Jean-Noël Barrot, französischer Minister für digitale Angelegenheiten, erklärte in einem Interview mit der Zeitung Le Figaro am Montag (29. Mai), dass er bereit wäre, Twitter zu verbieten, falls es die EU-Gesetzgebung nicht einhalten würde.
Barrot reagierte mit seinen Äußerungen auf die Ankündigung von Twitter, sich aus dem EU-Verhaltenskodex für Desinformation zurückzuziehen, einer freiwilligen Vereinbarung, die alle großen Social-Media-Plattformen wie Facebook und TikTok zusammenfasst.
Der Kodex ist zwar nicht bindend, aber die Einhaltung der freiwilligen Verpflichtungen ist eine Möglichkeit, dem Digital Services Act (DSA) zuvorzukommen, der ab nächstem Jahr für große Online-Plattformen wie Twitter besonders strenge Vorgaben zur Bewältigung gesellschaftlicher Risiken wie Desinformation vorsieht.

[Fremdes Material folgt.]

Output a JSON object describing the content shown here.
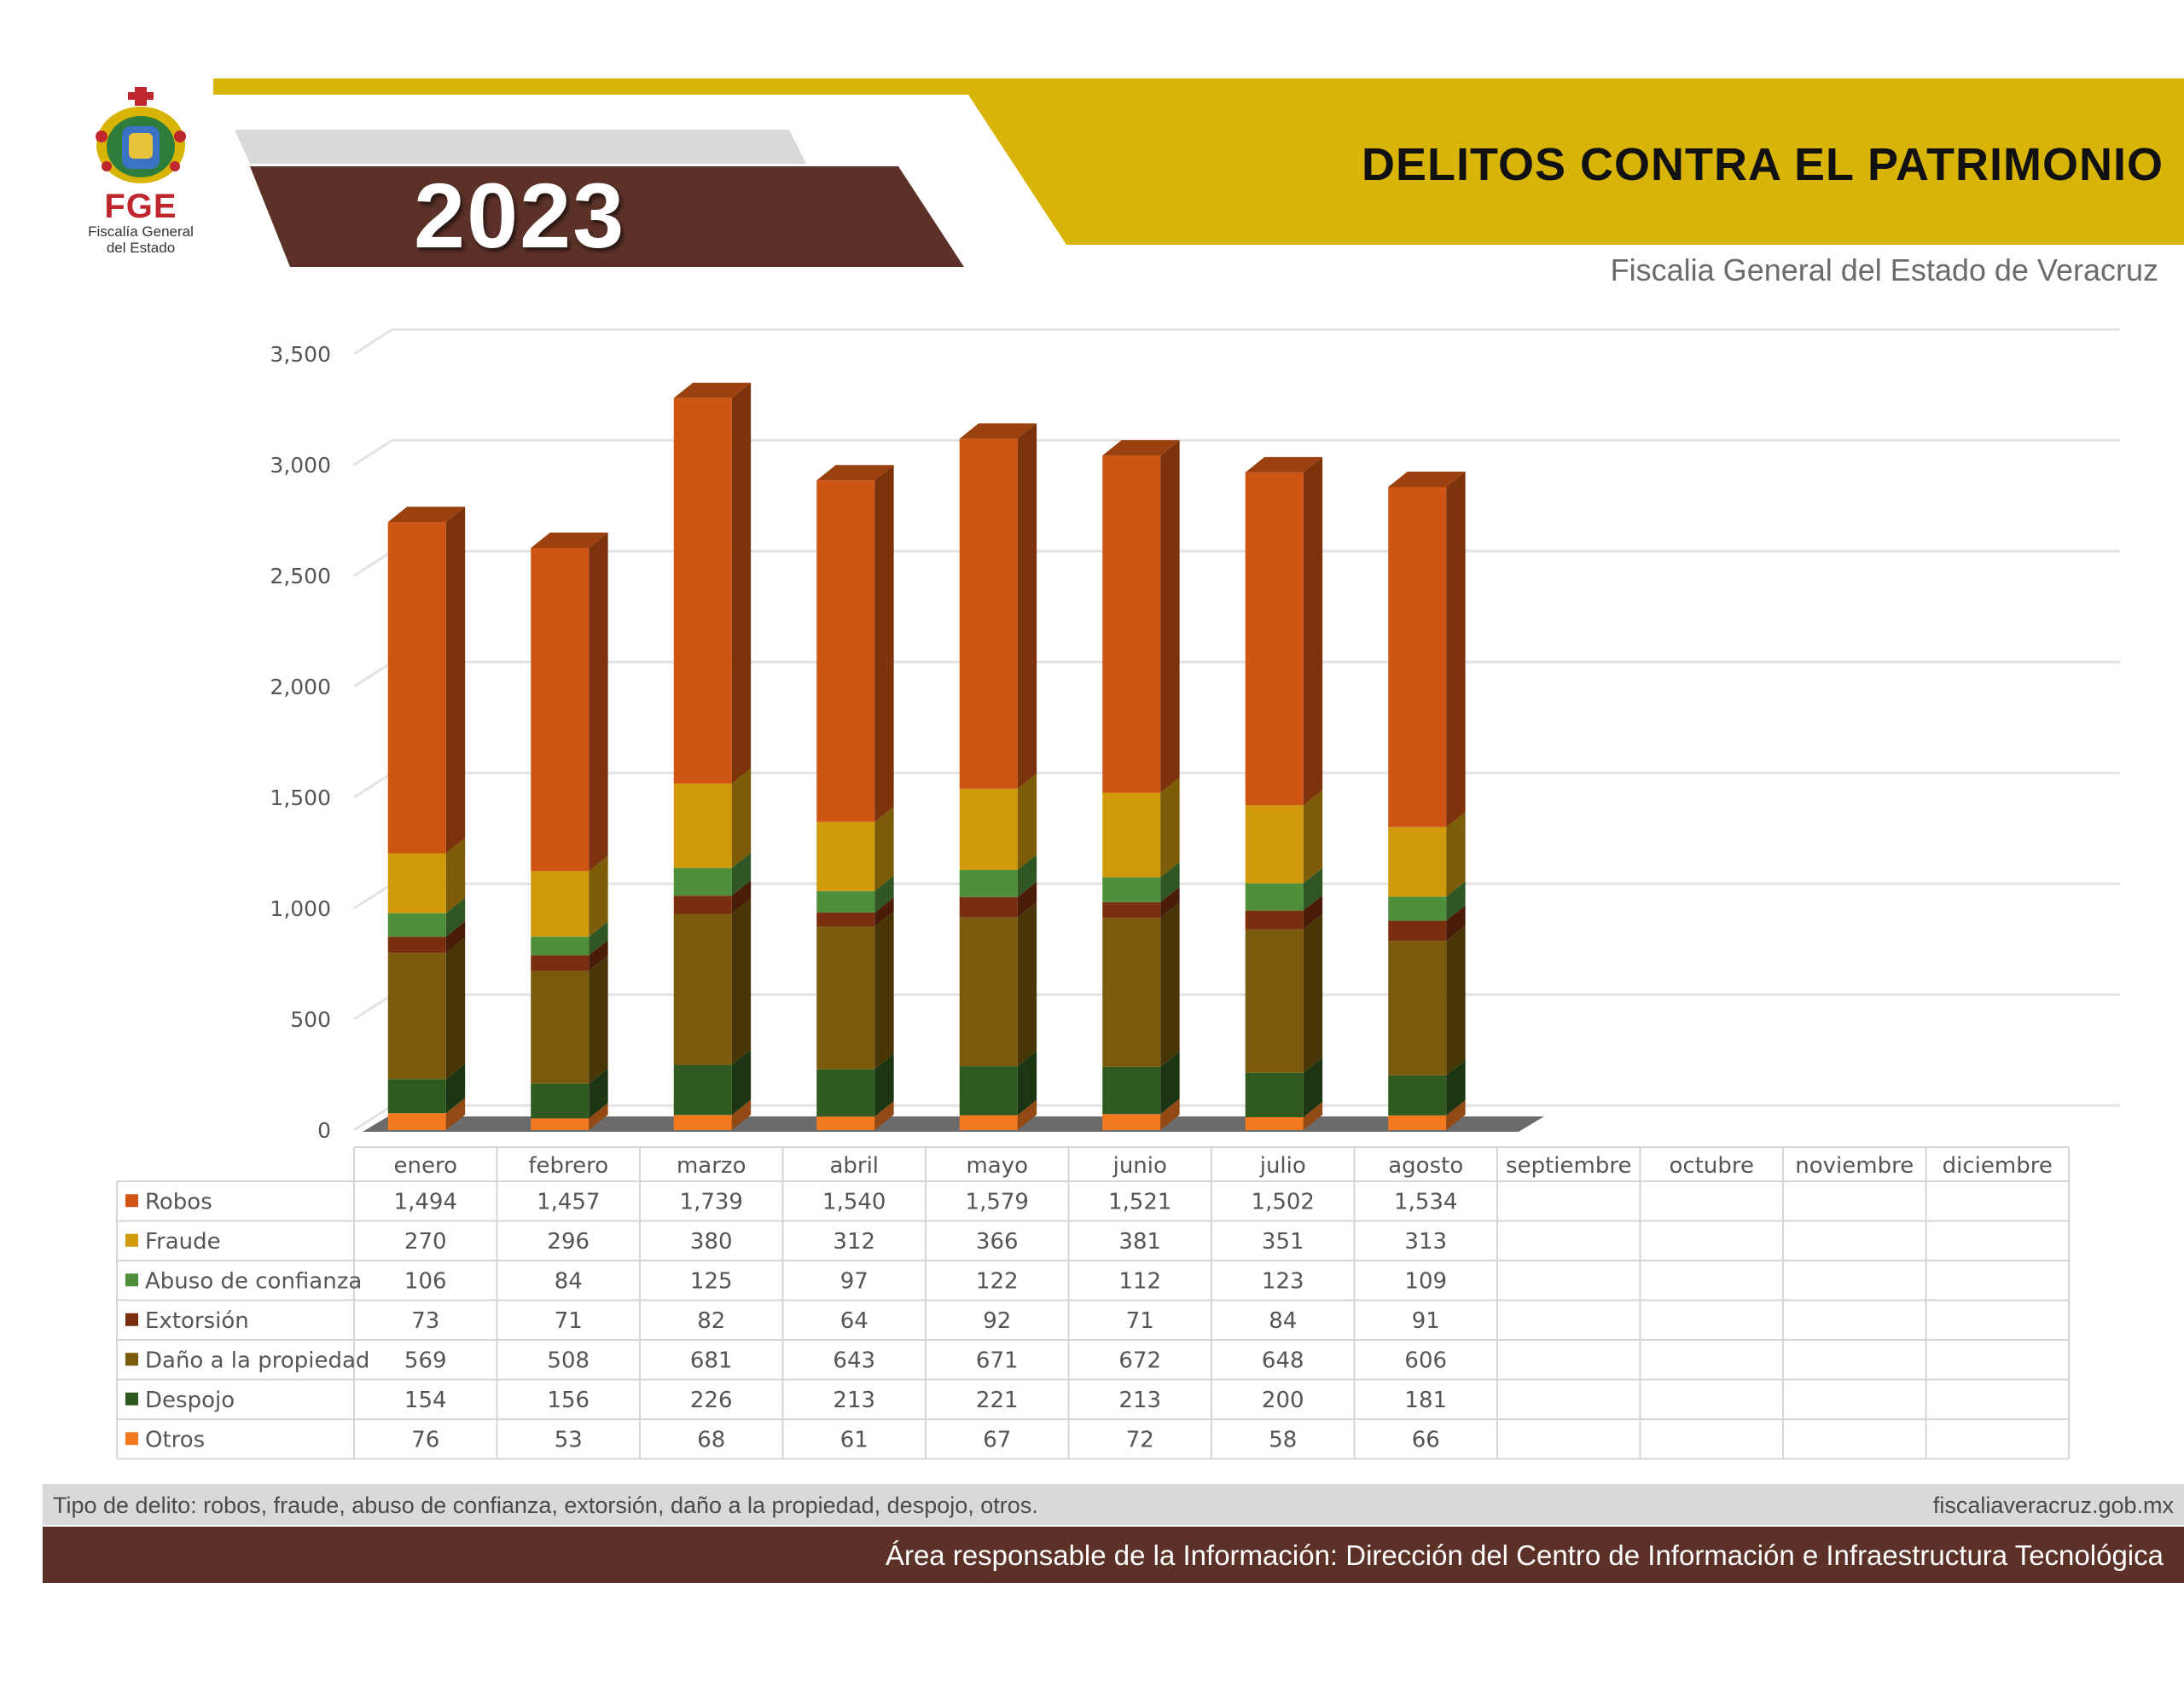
{
  "header": {
    "org_short": "FGE",
    "org_long_line1": "Fiscalía General",
    "org_long_line2": "del Estado",
    "year": "2023",
    "title": "DELITOS CONTRA EL PATRIMONIO",
    "subtitle": "Fiscalia General del Estado de Veracruz",
    "logo_icon": "coat-of-arms-icon"
  },
  "colors": {
    "gold": "#d8b406",
    "brown": "#5b3128",
    "light_gray": "#d9d9d9"
  },
  "chart_data": {
    "type": "bar",
    "stacked": true,
    "three_d": true,
    "categories": [
      "enero",
      "febrero",
      "marzo",
      "abril",
      "mayo",
      "junio",
      "julio",
      "agosto",
      "septiembre",
      "octubre",
      "noviembre",
      "diciembre"
    ],
    "y_ticks": [
      "0",
      "500",
      "1,000",
      "1,500",
      "2,000",
      "2,500",
      "3,000",
      "3,500"
    ],
    "ylim": [
      0,
      3500
    ],
    "grid": true,
    "series": [
      {
        "name": "Otros",
        "color": "#f47a20",
        "values": [
          76,
          53,
          68,
          61,
          67,
          72,
          58,
          66,
          null,
          null,
          null,
          null
        ],
        "labels": [
          "76",
          "53",
          "68",
          "61",
          "67",
          "72",
          "58",
          "66",
          "",
          "",
          "",
          ""
        ]
      },
      {
        "name": "Despojo",
        "color": "#2e5a1f",
        "values": [
          154,
          156,
          226,
          213,
          221,
          213,
          200,
          181,
          null,
          null,
          null,
          null
        ],
        "labels": [
          "154",
          "156",
          "226",
          "213",
          "221",
          "213",
          "200",
          "181",
          "",
          "",
          "",
          ""
        ]
      },
      {
        "name": "Daño a la propiedad",
        "color": "#7a5a0c",
        "values": [
          569,
          508,
          681,
          643,
          671,
          672,
          648,
          606,
          null,
          null,
          null,
          null
        ],
        "labels": [
          "569",
          "508",
          "681",
          "643",
          "671",
          "672",
          "648",
          "606",
          "",
          "",
          "",
          ""
        ]
      },
      {
        "name": "Extorsión",
        "color": "#7a2e10",
        "values": [
          73,
          71,
          82,
          64,
          92,
          71,
          84,
          91,
          null,
          null,
          null,
          null
        ],
        "labels": [
          "73",
          "71",
          "82",
          "64",
          "92",
          "71",
          "84",
          "91",
          "",
          "",
          "",
          ""
        ]
      },
      {
        "name": "Abuso de confianza",
        "color": "#4f8f3a",
        "values": [
          106,
          84,
          125,
          97,
          122,
          112,
          123,
          109,
          null,
          null,
          null,
          null
        ],
        "labels": [
          "106",
          "84",
          "125",
          "97",
          "122",
          "112",
          "123",
          "109",
          "",
          "",
          "",
          ""
        ]
      },
      {
        "name": "Fraude",
        "color": "#d19a0c",
        "values": [
          270,
          296,
          380,
          312,
          366,
          381,
          351,
          313,
          null,
          null,
          null,
          null
        ],
        "labels": [
          "270",
          "296",
          "380",
          "312",
          "366",
          "381",
          "351",
          "313",
          "",
          "",
          "",
          ""
        ]
      },
      {
        "name": "Robos",
        "color": "#cf5514",
        "values": [
          1494,
          1457,
          1739,
          1540,
          1579,
          1521,
          1502,
          1534,
          null,
          null,
          null,
          null
        ],
        "labels": [
          "1,494",
          "1,457",
          "1,739",
          "1,540",
          "1,579",
          "1,521",
          "1,502",
          "1,534",
          "",
          "",
          "",
          ""
        ]
      }
    ]
  },
  "footer": {
    "description": "Tipo de delito: robos, fraude, abuso de confianza, extorsión, daño a la propiedad, despojo,  otros.",
    "website": "fiscaliaveracruz.gob.mx",
    "credit": "Área responsable de la Información: Dirección del Centro de Información e Infraestructura Tecnológica"
  }
}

Verstöße gegen den DSA können zu Geldstrafen von bis zu 6 Prozent des weltweiten Jahresumsatzes des Unternehmens und bei wiederholter Nichteinhaltung zu einem generellen Ausschluss aus dem EU-Markt führen. Nach der Entscheidung warnte der Kommissar für den Binnenmarkt, Thierry Breton, Twitter: „Sie können weglaufen, aber Sie können sich nicht verstecken.“
Barrot räumte zwar ein, dass Twitter in der Tat „eine wichtige Rolle im öffentlichen Diskurs spielt“, doch betonte der Minister, dass die französische Regierung die gleiche Position vertrete wie der Kommissar.

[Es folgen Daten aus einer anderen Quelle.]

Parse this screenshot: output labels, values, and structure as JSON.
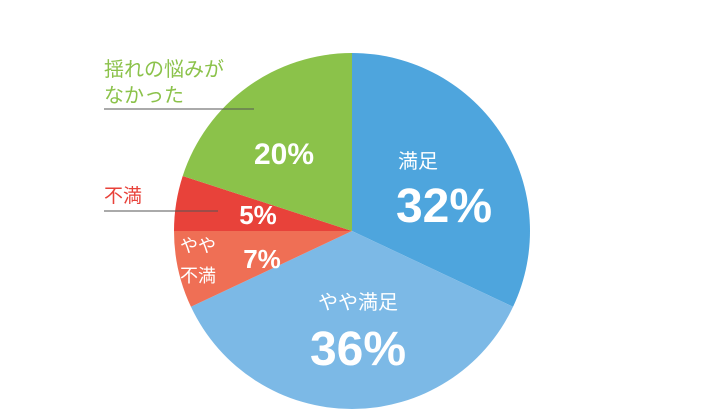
{
  "chart_data": {
    "type": "pie",
    "slices": [
      {
        "label": "満足",
        "value": 32,
        "value_label": "32%",
        "color": "#4ea5dd"
      },
      {
        "label": "やや満足",
        "value": 36,
        "value_label": "36%",
        "color": "#7cb9e6"
      },
      {
        "label": "やや不満",
        "label_lines": [
          "やや",
          "不満"
        ],
        "value": 7,
        "value_label": "7%",
        "color": "#ef6f55"
      },
      {
        "label": "不満",
        "value": 5,
        "value_label": "5%",
        "color": "#e8423a"
      },
      {
        "label": "揺れの悩みがなかった",
        "label_lines": [
          "揺れの悩みが",
          "なかった"
        ],
        "value": 20,
        "value_label": "20%",
        "color": "#8bc24a"
      }
    ]
  }
}
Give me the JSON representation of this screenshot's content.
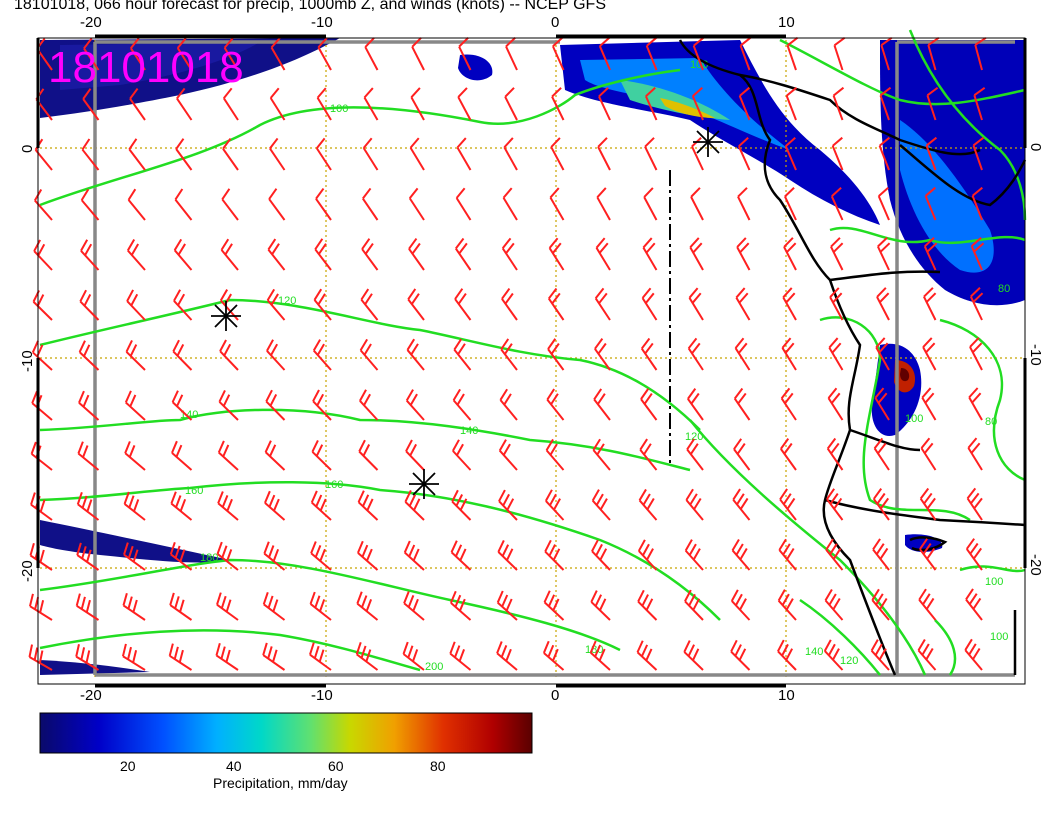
{
  "title": "18101018, 066 hour forecast for precip, 1000mb Z, and winds (knots) -- NCEP GFS",
  "stamp": "18101018",
  "axes": {
    "lon_ticks": [
      "-20",
      "-10",
      "0",
      "10"
    ],
    "lat_ticks": [
      "0",
      "-10",
      "-20"
    ]
  },
  "contours": {
    "color": "#22dd22",
    "labels": [
      "100",
      "120",
      "140",
      "140",
      "160",
      "160",
      "180",
      "180",
      "200",
      "120",
      "140",
      "120",
      "100",
      "100",
      "80",
      "80",
      "100",
      "100"
    ]
  },
  "wind_barb_color": "#ff2020",
  "grid_color": "#c8a400",
  "colorbar": {
    "label": "Precipitation, mm/day",
    "ticks": [
      "20",
      "40",
      "60",
      "80"
    ],
    "colors": [
      "#10107a",
      "#0000d0",
      "#0060ff",
      "#00a8ff",
      "#00d8d0",
      "#40e080",
      "#a0e040",
      "#e0d000",
      "#f09000",
      "#e03000",
      "#c00000",
      "#700000"
    ]
  }
}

Rechtsextreme mobilisieren
Der rechtsextreme Kandidat der Rechts-außen-Partei Reconquête bei den französischen Präsidentschaftswahlen 2022, Eric Zemmour, wetterte scharf gegen die Ankündigung. Er bezeichnete Barrot und Breton als „Zensoren“, die „jede freie Rede zum Schweigen bringen“ wollen.
Marion Maréchal, die Nichte von Marine Le Pen und stellvertretende Vorsitzende der Reconquête-Partei, bezeichnete Barrot und Breton in einem Tweet als „zentristische Extremisten“ mit „totalitären Reflexen.“
Florian Philippot, Vorsitzender der Partei Les Patriotes und ehemaliger Vizepräsident des rechtsextremen Front National (FN, jetzt RN) von Le Pen, erklärte ebenfalls in einem Tweet, Barrots Position sei „äußerst bedenklich“ und fügte hinzu, Frankreich sei keine Demokratie mehr.

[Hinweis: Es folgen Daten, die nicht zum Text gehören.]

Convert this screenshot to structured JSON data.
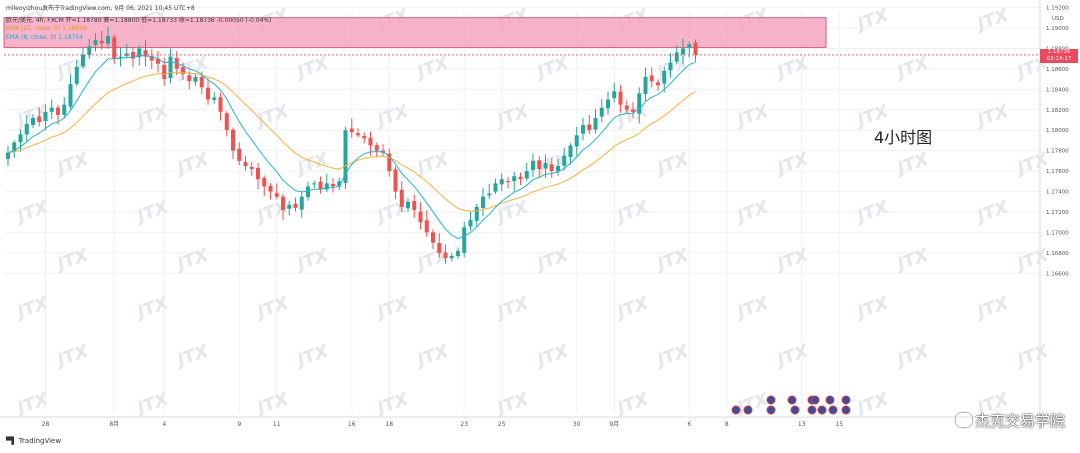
{
  "header": {
    "line1": "mileoyizhou发布于TradingView.com,  9月 06, 2021 10:45 UTC+8",
    "line2": "欧元/美元, 4h, FXCM  开=1.18780  高=1.18800  低=1.18733  收=1.18736  -0.00050 (-0.04%)",
    "line3": "EMA (21, close, 0)  1.18556",
    "line4": "EMA (8, close, 0)  1.18754"
  },
  "annotation": "4小时图",
  "watermark_brand": "杰克交易学院",
  "tv_logo": "TradingView",
  "currency_label": "USD",
  "price_tag": {
    "price": "1.18736",
    "countdown": "03:14:17"
  },
  "colors": {
    "up": "#26a69a",
    "down": "#ef5350",
    "ema_fast": "#2ab3c9",
    "ema_slow": "#f5b041",
    "zone_fill": "#f4a6c0",
    "zone_stroke": "#d13a66",
    "price_line": "#e84a5f",
    "grid": "#eef1f5"
  },
  "chart_data": {
    "type": "candlestick",
    "ylim": [
      1.1655,
      1.1935
    ],
    "y_ticks": [
      "1.19200",
      "1.19000",
      "1.18800",
      "1.18600",
      "1.18400",
      "1.18200",
      "1.18000",
      "1.17800",
      "1.17600",
      "1.17400",
      "1.17200",
      "1.17000",
      "1.16800",
      "1.16600"
    ],
    "x_ticks": [
      {
        "i": 6,
        "label": "28"
      },
      {
        "i": 17,
        "label": "8月"
      },
      {
        "i": 25,
        "label": "4"
      },
      {
        "i": 37,
        "label": "9"
      },
      {
        "i": 43,
        "label": "11"
      },
      {
        "i": 55,
        "label": "16"
      },
      {
        "i": 61,
        "label": "18"
      },
      {
        "i": 73,
        "label": "23"
      },
      {
        "i": 79,
        "label": "25"
      },
      {
        "i": 91,
        "label": "30"
      },
      {
        "i": 97,
        "label": "9月"
      },
      {
        "i": 109,
        "label": "6"
      },
      {
        "i": 115,
        "label": "8"
      },
      {
        "i": 127,
        "label": "13"
      },
      {
        "i": 133,
        "label": "15"
      }
    ],
    "resistance_zone": {
      "from": 1.1881,
      "to": 1.191
    },
    "last_price": 1.18736,
    "closes": [
      1.1778,
      1.1788,
      1.1796,
      1.1806,
      1.1812,
      1.1808,
      1.1818,
      1.1822,
      1.1815,
      1.1825,
      1.1845,
      1.1862,
      1.1874,
      1.1882,
      1.1888,
      1.1885,
      1.1892,
      1.187,
      1.1872,
      1.1875,
      1.187,
      1.188,
      1.1872,
      1.1868,
      1.1865,
      1.185,
      1.1872,
      1.186,
      1.1855,
      1.1848,
      1.1852,
      1.1842,
      1.183,
      1.1832,
      1.1818,
      1.18,
      1.178,
      1.177,
      1.1765,
      1.1762,
      1.1752,
      1.1745,
      1.174,
      1.1735,
      1.1722,
      1.1727,
      1.1724,
      1.1735,
      1.1745,
      1.1748,
      1.1742,
      1.1748,
      1.1745,
      1.175,
      1.18,
      1.1798,
      1.1795,
      1.1792,
      1.1785,
      1.178,
      1.1778,
      1.176,
      1.174,
      1.1725,
      1.173,
      1.1722,
      1.171,
      1.17,
      1.169,
      1.168,
      1.1675,
      1.1677,
      1.1682,
      1.1705,
      1.1712,
      1.1725,
      1.1735,
      1.1738,
      1.1748,
      1.1752,
      1.175,
      1.1755,
      1.1752,
      1.176,
      1.177,
      1.1762,
      1.1768,
      1.176,
      1.1765,
      1.1775,
      1.1785,
      1.1795,
      1.1805,
      1.18,
      1.1812,
      1.1822,
      1.183,
      1.1838,
      1.1825,
      1.182,
      1.1818,
      1.1836,
      1.1852,
      1.1848,
      1.1844,
      1.1858,
      1.1866,
      1.1876,
      1.188,
      1.1884,
      1.1874
    ]
  }
}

Barrot antwortete auf Zemmours Tweet, dass „Meinungsfreiheit weder ein Recht auf Desinformation noch ein Recht auf Aufstachelung zum […] Religionshass“ sei. Damit bezog er sich auf eine Entscheidung des Europäischen Gerichtshofs für Menschenrechte (EGMR) aus dem Januar, der die Verurteilung von Zemmour wegen Aufstachelung zu religiösem Hass bestätigt hatte.
Widersprüchliche Ansichten zur Redefreiheit
Der Milliardär Elon Musk kaufte Twitter im April 2022 und trat damit als selbsternannter Verteidiger der Meinungsfreiheit auf. Unter Musks neuer Führung nahm er mehrere umstrittene Konten wieder auf, die zuvor von der Plattform verbannt worden waren, darunter jenes des ehemaligen US-Präsidenten Donald Trump im November desselben Jahres.
Ein weiteres Ergebnis von Musks liberalerem Ansatz ist die Moderation von Inhalten, für die Twitter auf gemeinschaftsgeführte Community Notes umgestiegen ist. Medienberichte haben das neue Management von Twitter mit einem Anstieg des Rechtsextremismus auf der Plattform in Verbindung gebracht.
Eine weitere Frage, die aufgeworfen wurde, ist, ob Twitter die EU freiwillig verlassen wird. Da Europa nur ein sekundärer Markt für die Plattform ist, haben einige spekuliert, dass die Kosten für die Einhaltung der EU-Vorschriften die Vorteile übersteigen könnten. Zynischere Beobachter haben sogar die Hypothese aufgestellt, dass ein Zusammenstoß mit dem „woken“ Europa für Musks politische Agenda von Bedeutung sein könnte.